Pada acara side event G20 Finance Minister Central Bank Governor (FMCBG) di Nusa Dua Bali, lembaga riset INDEF menyelenggarakan seminar dan mengundang beberapa pemangku kebijakan, praktisi, peneliti dan para ahli mengenai salah satu isu penting dalam mengatur arsitektur keuangan global yaitu isu penanganan utang.
Seminar berjudul “Advancing Debt and Economic Justice Through G20 Dialogue” dihadari beberapa pembicara secara secara langsung dan juga online seperti Dian Triansyah Djani, Co-Sherpa untuk G20 Indonesia Presidensi; Tauhid Ahmad, Direktur Eksekutif INDEF; Stephanie Blankenburg, Kepala pengurus utang dan keuangan pembangunan UNCTAD dan masih banyak lagi.
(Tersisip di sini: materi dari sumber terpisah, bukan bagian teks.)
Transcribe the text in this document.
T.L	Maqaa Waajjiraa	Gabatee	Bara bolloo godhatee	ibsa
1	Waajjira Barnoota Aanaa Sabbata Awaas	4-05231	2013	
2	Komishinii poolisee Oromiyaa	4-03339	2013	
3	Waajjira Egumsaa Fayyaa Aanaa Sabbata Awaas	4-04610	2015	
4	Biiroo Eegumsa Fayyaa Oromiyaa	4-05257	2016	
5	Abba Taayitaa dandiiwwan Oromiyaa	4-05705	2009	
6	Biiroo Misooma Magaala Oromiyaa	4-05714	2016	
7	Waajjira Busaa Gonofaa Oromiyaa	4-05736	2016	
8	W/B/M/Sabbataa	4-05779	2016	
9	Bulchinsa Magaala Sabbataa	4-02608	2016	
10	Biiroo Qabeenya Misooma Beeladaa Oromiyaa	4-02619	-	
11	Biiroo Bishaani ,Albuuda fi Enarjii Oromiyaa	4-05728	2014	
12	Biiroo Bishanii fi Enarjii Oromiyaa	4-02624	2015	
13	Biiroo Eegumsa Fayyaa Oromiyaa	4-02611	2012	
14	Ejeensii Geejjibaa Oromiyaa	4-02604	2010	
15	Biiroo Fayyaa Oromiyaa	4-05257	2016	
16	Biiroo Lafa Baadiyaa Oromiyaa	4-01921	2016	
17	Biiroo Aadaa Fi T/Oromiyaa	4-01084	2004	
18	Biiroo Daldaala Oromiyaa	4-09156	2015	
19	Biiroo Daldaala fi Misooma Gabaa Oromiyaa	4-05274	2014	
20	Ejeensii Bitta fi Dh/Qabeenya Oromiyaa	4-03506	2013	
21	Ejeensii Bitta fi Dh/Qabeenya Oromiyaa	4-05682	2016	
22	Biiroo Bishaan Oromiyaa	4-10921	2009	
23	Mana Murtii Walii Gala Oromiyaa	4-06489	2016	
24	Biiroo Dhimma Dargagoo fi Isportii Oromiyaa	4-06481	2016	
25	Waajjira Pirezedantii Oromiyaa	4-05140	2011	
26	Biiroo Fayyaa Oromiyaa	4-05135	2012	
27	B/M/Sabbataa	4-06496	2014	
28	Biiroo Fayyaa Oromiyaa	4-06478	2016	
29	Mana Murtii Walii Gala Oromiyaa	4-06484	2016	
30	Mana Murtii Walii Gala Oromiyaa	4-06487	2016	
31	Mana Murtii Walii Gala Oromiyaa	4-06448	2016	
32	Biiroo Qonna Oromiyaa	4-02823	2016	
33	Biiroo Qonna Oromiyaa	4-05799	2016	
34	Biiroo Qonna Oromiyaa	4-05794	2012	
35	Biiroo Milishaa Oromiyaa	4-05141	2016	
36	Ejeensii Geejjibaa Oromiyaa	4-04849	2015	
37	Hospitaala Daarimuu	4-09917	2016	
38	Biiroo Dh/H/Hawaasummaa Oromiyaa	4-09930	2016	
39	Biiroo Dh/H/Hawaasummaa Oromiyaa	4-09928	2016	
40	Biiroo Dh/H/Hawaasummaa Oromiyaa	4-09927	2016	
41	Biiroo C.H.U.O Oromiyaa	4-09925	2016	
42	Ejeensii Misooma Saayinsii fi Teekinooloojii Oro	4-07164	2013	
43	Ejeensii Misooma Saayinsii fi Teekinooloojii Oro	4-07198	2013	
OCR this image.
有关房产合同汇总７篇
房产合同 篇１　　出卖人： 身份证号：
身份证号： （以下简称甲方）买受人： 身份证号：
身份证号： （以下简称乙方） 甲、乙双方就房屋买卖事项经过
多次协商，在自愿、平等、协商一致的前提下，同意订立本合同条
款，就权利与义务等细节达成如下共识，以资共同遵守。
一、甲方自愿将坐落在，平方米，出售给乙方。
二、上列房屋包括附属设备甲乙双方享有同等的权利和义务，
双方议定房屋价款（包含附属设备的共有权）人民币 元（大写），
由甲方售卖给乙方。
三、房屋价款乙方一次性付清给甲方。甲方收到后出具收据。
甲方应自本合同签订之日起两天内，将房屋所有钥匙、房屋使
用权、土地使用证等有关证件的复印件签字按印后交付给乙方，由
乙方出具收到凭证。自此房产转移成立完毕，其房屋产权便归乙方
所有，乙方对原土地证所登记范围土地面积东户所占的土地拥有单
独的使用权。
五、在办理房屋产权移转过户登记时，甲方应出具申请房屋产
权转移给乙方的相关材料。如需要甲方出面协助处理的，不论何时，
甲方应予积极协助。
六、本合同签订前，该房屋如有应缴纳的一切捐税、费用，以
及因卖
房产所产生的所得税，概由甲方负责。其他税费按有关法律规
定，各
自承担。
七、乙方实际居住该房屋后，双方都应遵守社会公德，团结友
Tema penanganan utang ini diangkat ditengah maraknya dampak krisis Srilanka yang mengalami kebangkuratan dan gagal bayar atas utang luar negerinya.
Banyaknya negara-negara yang mengalami kesulitan utang dan didorong dengan adanya situasi Pandemi Covid-19 yang belum juga berakhir mendorong adanya diskusi yang lebih serius terhadap isu utang ini, khususnya pada forum G20.
Dibawah kelompok kerja Finance Track, International Finance Architecture Working Group (IFA WG) G20, Wakil Menteri Keuangan Republik Indonesia, Profesor Suahasil Nazara di dalam pidato pembuka mengatakan “saat ini di dalam forum G20 sedang membahas mengenai Common Framework untuk penanganan utang di tingkat dunia dan akan terus didorong ke dalam koridor diskusi dalam konteks isu utang global ini”.
Dalam hal ini peneliti dari Organisasi Masyarakat Sipil, Third World Network, Bhumika Muchala juga menekankan selain Common Framework G20, salah satu sarana untuk mendukung penanganan utang yang dapat dikatakan efektif untuk memperluas ruang fiskal yaitu dengan Special Drawing Rights (SDR).Melihat pengalaman Hak Penarikan Khusus/SDR ini telah dilakukan di tahun 2021, Bhumika memberikan gambaran bagaimana SDR ini penting membantu keuangan negara berpenghasilan rendah dalam penanganan krisis.
Selain Bhumika Muchala, salah satu Organisasi Masyarakat Sipil yang juga turut memberikan suara di dalam diskusi dengan tema tranpasaransi utang global yaitu ketua Direktur APMDD, Mae Bhuanaventura menekankan dua poin penting. Pertama, bahwa inklusifitas diperlukan di dalam proses transparansi utang setiap negara tidak hanya pada proses data utang negara namun di dalam diskusi-diskusi proses diputuskannya kebijakan terkait utang juga harus merangkul semua stakeholders. Yang kedua, Direktur APMDD juga menegaskan adanya definisi utang berkelanjutan yang lebih konkrit untuk mempermudah adanya klasifikasi nilai dan cakupan utang.
Diskusi mengenai utang ini sangat diperlukan dimana negara-negara sedang di dalam guncangan kondisi keuangan dan ekonomi yang sangat volatile. Beberapa kali pada pertemuan FMCBG sebelumnya juga membahas bagaimana arsitektur keuangan global yang sangat kompleks mendorong keharusan adanya peran dan juga komitmen dari setiap negara agar dapat menjaga stabilitas keuangan dan ekonomi global.
Terlepas dari masih adanya tantangan yang sulit dalam penanganan kesulitan utang di setiap negara yang sangat dipengaruhi oleh politik suatu negara dan kebijakan dalam negeri, peneliti Bhumika Muchala sekali lagi menekankan bahwa komitmen pemberi pinjaman untuk memberikan pengurangan utang, mempercepat adanya restrukturisasi utang dan memberikan ruang fiskal lebih melalui penyaluran SDR dari negara maju juga dapat membantu negara yang berada dalam kesulitan utang untuk terhindar dari adanya krisis sosial dan ekonomi yang semakin terpuruk.